Pour comprendre comment l’auto-hypnose peut t’aider, il faut d’abord saisir ce qui se passe dans ton corps et ton cerveau quand la panique surgit. Imagine ton système nerveux comme un détecteur de fumée ultra-sensible. Dans une crise de panique, ce détecteur se déclenche non pas pour un feu, mais pour une simple vapeur de douche. Ton cerveau, notamment l’amygdale (cette petite structure en forme d’amande qui gère l’alarme), interprète une sensation corporelle banale – une accélération cardiaque, une respiration plus courte – comme un danger mortel. Il active alors le mode « combat ou fuite », libère de l’adrénaline, et te voilà en pleine tempête.
L’hypnose, elle, n’attaque pas directement l’alarme. Elle agit plutôt sur le système d’exploitation de ton cerveau, le fameux système nerveux parasympathique, celui qui gère le repos et la digestion. En pratiquant l’auto-hypnose, tu apprends à envoyer un signal clair à ton corps : « Tout va bien, tu peux ralentir. » Tu ne nies pas la panique, tu changes la réponse que ton organisme y apporte. L’état hypnotique, c’est cet espace entre veille et sommeil, où ton esprit critique s’apaise et où ton inconscient devient plus réceptif aux suggestions. En quelques minutes, tu peux abaisser ton rythme cardiaque, ralentir ta respiration, et dissiper cette sensation d’étouffement. Ce n’est pas de la magie, c’est une mécanique neurophysiologique que tu peux actionner toi-même, avec de l’entraînement. Et contrairement à ce qu’on croit, tu n’as pas besoin d’un thérapeute pour cela : ton propre esprit est l’outil le plus puissant dont tu disposes.

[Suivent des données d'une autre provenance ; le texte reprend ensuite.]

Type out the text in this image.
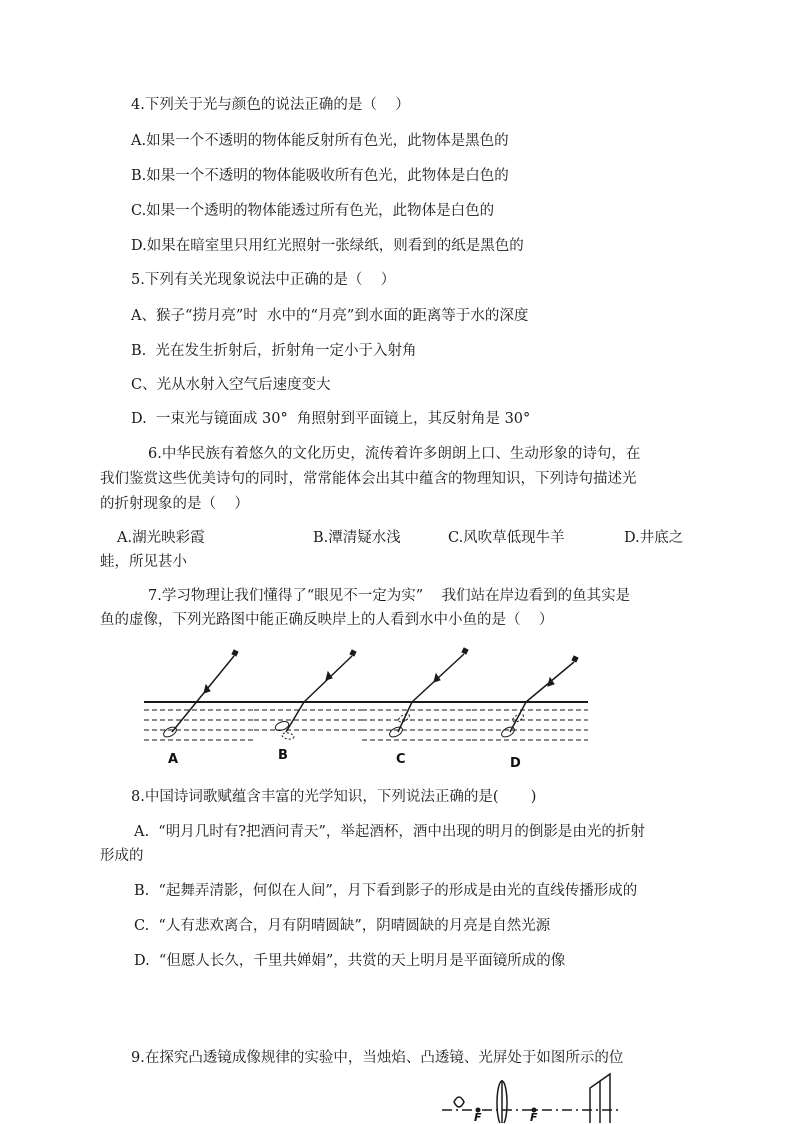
4.下列关于光与颜色的说法正确的是（    ）
A.如果一个不透明的物体能反射所有色光，此物体是黑色的
B.如果一个不透明的物体能吸收所有色光，此物体是白色的
C.如果一个透明的物体能透过所有色光，此物体是白色的
D.如果在暗室里只用红光照射一张绿纸，则看到的纸是黑色的
5.下列有关光现象说法中正确的是（    ）
A、猴子“捞月亮”时  水中的“月亮”到水面的距离等于水的深度
B.  光在发生折射后，折射角一定小于入射角
C、光从水射入空气后速度变大
D.  一束光与镜面成 30°  角照射到平面镜上，其反射角是 30°
6.中华民族有着悠久的文化历史，流传着许多朗朗上口、生动形象的诗句，在
我们鉴赏这些优美诗句的同时，常常能体会出其中蕴含的物理知识，下列诗句描述光
的折射现象的是（    ）
A.湖光映彩霞	B.潭清疑水浅	C.风吹草低现牛羊	D.井底之
蛙，所见甚小
7.学习物理让我们懂得了“眼见不一定为实”    我们站在岸边看到的鱼其实是
鱼的虚像，下列光路图中能正确反映岸上的人看到水中小鱼的是（    ）
A	B	C	D
8.中国诗词歌赋蕴含丰富的光学知识，下列说法正确的是(       )
A.  “明月几时有?把酒问青天”，举起酒杯，酒中出现的明月的倒影是由光的折射
形成的
B.  “起舞弄清影，何似在人间”，月下看到影子的形成是由光的直线传播形成的
C.  “人有悲欢离合，月有阴晴圆缺”，阴晴圆缺的月亮是自然光源
D.  “但愿人长久，千里共婵娟”，共赏的天上明月是平面镜所成的像
9.在探究凸透镜成像规律的实验中，当烛焰、凸透镜、光屏处于如图所示的位
F	F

Point clé : L’auto-hypnose ne supprime pas la crise, elle te donne le volant. Quand la panique frappe, tu as le choix entre être passager terrorisé ou conducteur qui ralentit. Le protocole que je vais te décrire est ta ceinture de sécurité.
Avant de plonger dans le protocole, il est crucial que tu apprennes à identifier les premiers signaux de la panique. Trop souvent, on ne réagit que quand la vague est déjà dévastatrice, alors que tout commence par un petit frémissement. Chez toi, peut-être que ça commence par une sensation de chaleur dans la nuque, une boule dans l’estomac, ou une envie soudaine de bouger les jambes. Pour certains, c’est une vision qui se trouble légèrement, ou une pensée qui tourne en boucle : « Et si je perds le contrôle ? » Ces signes, je les appelle les « clignotants internes ». Ils sont ta première fenêtre d’action.

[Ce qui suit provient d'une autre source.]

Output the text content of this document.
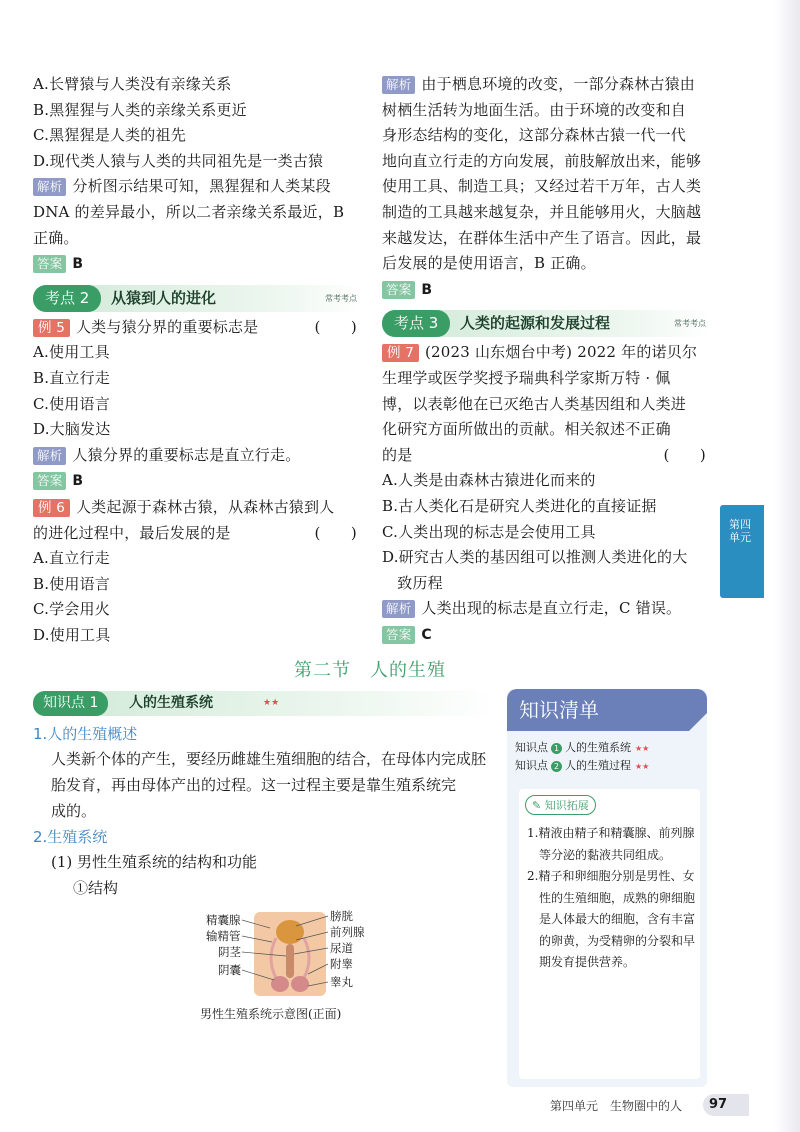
A.长臂猿与人类没有亲缘关系
B.黑猩猩与人类的亲缘关系更近
C.黑猩猩是人类的祖先
D.现代类人猿与人类的共同祖先是一类古猿
解析 分析图示结果可知，黑猩猩和人类某段
DNA 的差异最小，所以二者亲缘关系最近，B
正确。
答案 B
考点 2	从猿到人的进化	常考考点
例 5 人类与猿分界的重要标志是	(　　)
A.使用工具
B.直立行走
C.使用语言
D.大脑发达
解析 人猿分界的重要标志是直立行走。
答案 B
例 6 人类起源于森林古猿，从森林古猿到人
的进化过程中，最后发展的是	(　　)
A.直立行走
B.使用语言
C.学会用火
D.使用工具
解析 由于栖息环境的改变，一部分森林古猿由
树栖生活转为地面生活。由于环境的改变和自
身形态结构的变化，这部分森林古猿一代一代
地向直立行走的方向发展，前肢解放出来，能够
使用工具、制造工具；又经过若干万年，古人类
制造的工具越来越复杂，并且能够用火，大脑越
来越发达，在群体生活中产生了语言。因此，最
后发展的是使用语言，B 正确。
答案 B
考点 3	人类的起源和发展过程	常考考点
例 7 (2023 山东烟台中考) 2022 年的诺贝尔
生理学或医学奖授予瑞典科学家斯万特 · 佩
博，以表彰他在已灭绝古人类基因组和人类进
化研究方面所做出的贡献。相关叙述不正确
的是	(　　)
A.人类是由森林古猿进化而来的
B.古人类化石是研究人类进化的直接证据
C.人类出现的标志是会使用工具
D.研究古人类的基因组可以推测人类进化的大
　致历程
解析 人类出现的标志是直立行走，C 错误。
答案 C
第四
单元
第二节　人的生殖
知识点 1	人的生殖系统	★★
1.人的生殖概述
人类新个体的产生，要经历雌雄生殖细胞的结合，在母体内完成胚
胎发育，再由母体产出的过程。这一过程主要是靠生殖系统完
成的。
2.生殖系统
(1) 男性生殖系统的结构和功能
①结构
精囊腺
输精管
阴茎
阴囊
膀胱
前列腺
尿道
附睾
睾丸
男性生殖系统示意图(正面)
知识清单
知识点 1 人的生殖系统 ★★
知识点 2 人的生殖过程 ★★
✎ 知识拓展
1.精液由精子和精囊腺、前列腺
　等分泌的黏液共同组成。
2.精子和卵细胞分别是男性、女
　性的生殖细胞，成熟的卵细胞
　是人体最大的细胞，含有丰富
　的卵黄，为受精卵的分裂和早
　期发育提供营养。
第四单元　生物圈中的人	97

Prenons un exemple que je rencontre souvent : celui de Marc, un coureur amateur que j’accompagne. Il me racontait que ses crises arrivaient toujours après un effort intense, quand son cœur battait fort et que sa respiration était rapide. Il confondait l’essoufflement sportif avec le début d’une crise, et cela déclenchait une spirale. En apprenant à distinguer la fatigue musculaire de la panique naissante, il a pu intervenir avant que l’alarme ne devienne assourdissante. Pour toi, l’exercice est simple : prends un carnet et note, pendant une semaine, les moments où tu sens une tension monter. Quels sont les premiers signes physiques ? Quelles pensées automatiques surgissent ? Plus tu les connais, plus tu peux agir tôt. L’auto-hypnose est bien plus efficace quand tu l’actives à ce stade précoce, comme un extincteur sur une petite flamme plutôt que sur un incendie.

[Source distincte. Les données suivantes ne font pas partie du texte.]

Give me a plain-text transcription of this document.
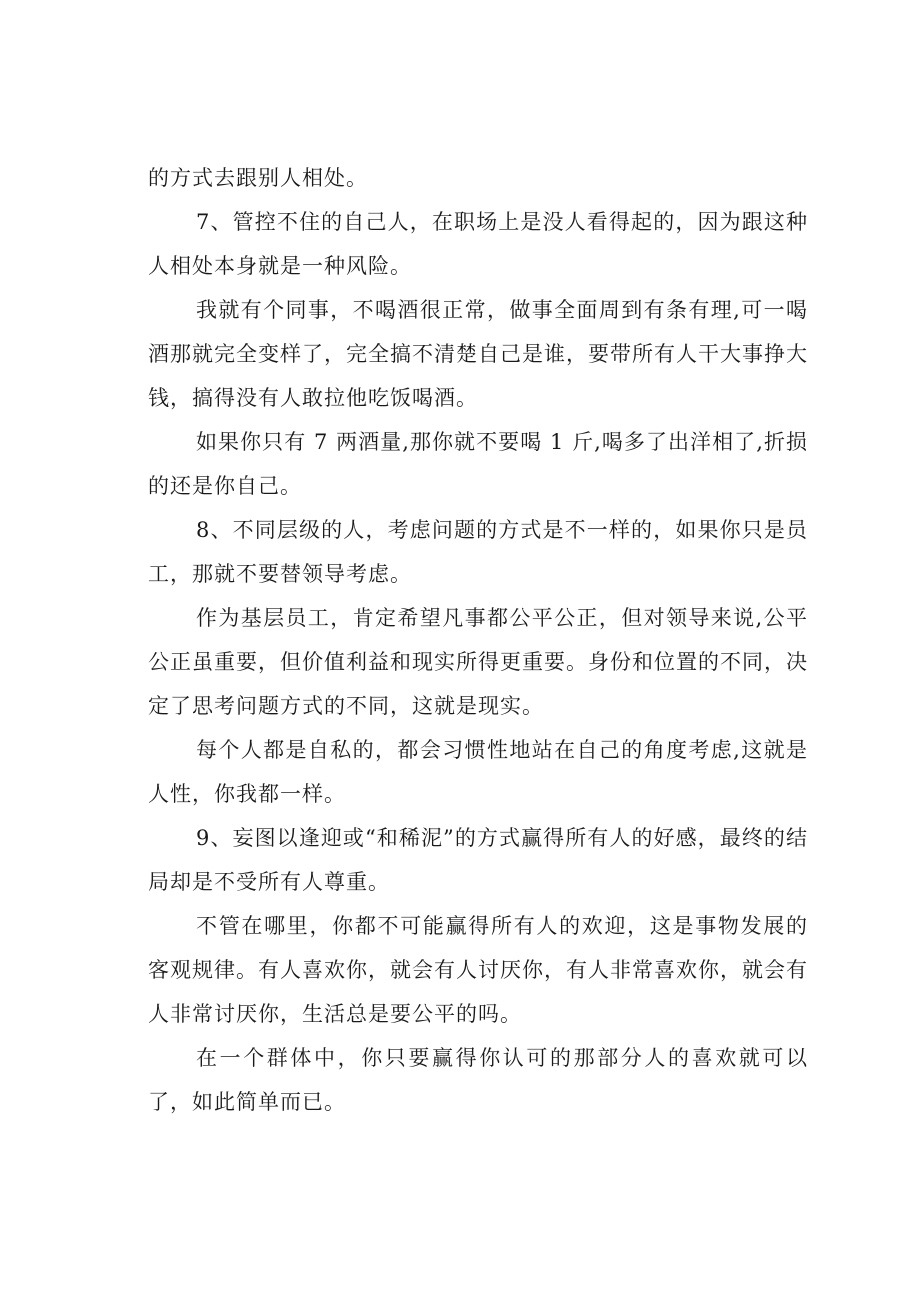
的方式去跟别人相处。

7、管控不住的自己人，在职场上是没人看得起的，因为跟这种人相处本身就是一种风险。

我就有个同事，不喝酒很正常，做事全面周到有条有理,可一喝酒那就完全变样了，完全搞不清楚自己是谁，要带所有人干大事挣大钱，搞得没有人敢拉他吃饭喝酒。

如果你只有 7 两酒量,那你就不要喝 1 斤,喝多了出洋相了,折损的还是你自己。

8、不同层级的人，考虑问题的方式是不一样的，如果你只是员工，那就不要替领导考虑。

作为基层员工，肯定希望凡事都公平公正，但对领导来说,公平公正虽重要，但价值利益和现实所得更重要。身份和位置的不同，决定了思考问题方式的不同，这就是现实。

每个人都是自私的，都会习惯性地站在自己的角度考虑,这就是人性，你我都一样。

9、妄图以逢迎或“和稀泥”的方式赢得所有人的好感，最终的结局却是不受所有人尊重。

不管在哪里，你都不可能赢得所有人的欢迎，这是事物发展的客观规律。有人喜欢你，就会有人讨厌你，有人非常喜欢你，就会有人非常讨厌你，生活总是要公平的吗。

在一个群体中，你只要赢得你认可的那部分人的喜欢就可以了，如此简单而已。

L’une des forces de l’auto-hypnose, c’est que tu peux la préparer à l’avance, quand tu es calme, pour qu’elle soit opérationnelle en pleine crise. La première étape est donc de construire un « lieu sûr » dans ton imagination. C’est un endroit, réel ou imaginaire, où tu te sens parfaitement en sécurité, détendu, protégé. Cela peut être une plage déserte, un coin de forêt, ta chambre d’enfant, ou même un nuage moelleux. L’important, c’est que ce lieu évoque en toi des sensations positives : la chaleur du soleil, le bruit des vagues, l’odeur de l’herbe coupée, la texture d’un coussin.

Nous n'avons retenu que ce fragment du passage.